Service was over, and the good folks of St. Rest wended their gradual way out of church to the full sweet sound of an organ voluntary, played by Miss Janet Eden, who, as all the village said of her, 'was a rare 'and at doin' the music proper.' Each man and woman wore their Sunday best,--each girl had some extra bit of finery on, and each lad sported either a smart necktie or wore a flower in his buttonhole, as a testimony to the general festal feeling inspired by a day when ordinary work is set aside for the mingled pleasures of prayer, meditation and promiscuous love-making. The iconoclasts who would do away with the appointed seventh day of respite from the hard labours of every-day life, deserve hanging without the mercy of trial. A due observance of Sunday, and especially the English country observance of Sunday, is one of the saving graces of our national constitution.

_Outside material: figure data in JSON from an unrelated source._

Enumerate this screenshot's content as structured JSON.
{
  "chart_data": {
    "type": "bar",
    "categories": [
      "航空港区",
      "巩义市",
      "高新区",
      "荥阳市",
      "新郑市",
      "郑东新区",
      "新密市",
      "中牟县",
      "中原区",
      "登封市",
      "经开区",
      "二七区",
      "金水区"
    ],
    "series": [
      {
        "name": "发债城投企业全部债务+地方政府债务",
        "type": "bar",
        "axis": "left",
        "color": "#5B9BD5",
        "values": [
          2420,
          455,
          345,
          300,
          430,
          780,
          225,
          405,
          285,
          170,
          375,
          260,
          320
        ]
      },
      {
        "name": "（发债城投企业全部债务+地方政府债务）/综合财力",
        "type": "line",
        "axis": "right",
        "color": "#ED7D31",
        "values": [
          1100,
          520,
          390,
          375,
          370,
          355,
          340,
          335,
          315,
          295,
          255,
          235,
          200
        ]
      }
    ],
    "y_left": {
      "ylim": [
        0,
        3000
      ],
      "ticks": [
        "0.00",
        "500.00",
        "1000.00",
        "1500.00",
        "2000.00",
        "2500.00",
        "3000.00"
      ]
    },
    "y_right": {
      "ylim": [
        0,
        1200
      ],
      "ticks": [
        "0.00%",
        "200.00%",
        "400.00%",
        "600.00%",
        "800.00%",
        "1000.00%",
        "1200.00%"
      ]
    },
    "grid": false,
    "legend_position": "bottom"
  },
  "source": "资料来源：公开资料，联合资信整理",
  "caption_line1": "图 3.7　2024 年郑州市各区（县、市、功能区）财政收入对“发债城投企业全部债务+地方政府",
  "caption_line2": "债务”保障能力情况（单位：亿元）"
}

In the large towns, a growing laxity concerning the 'keeping of the seventh day holy,' is plainly noticeable, the pernicious example of London 'smart' society doing much to lessen the old feeling of respect for the day and its sacredness; but in small greenwood places, where it is still judged decent and obedient to the laws of God, to attend Divine worship at least once a day,--when rough manual toil is set aside, and the weary and soiled labourer takes a pleasure in being clean, orderly and cheerfully respectful to his superiors, Sunday is a blessing and an educational force that can hardly be over-estimated.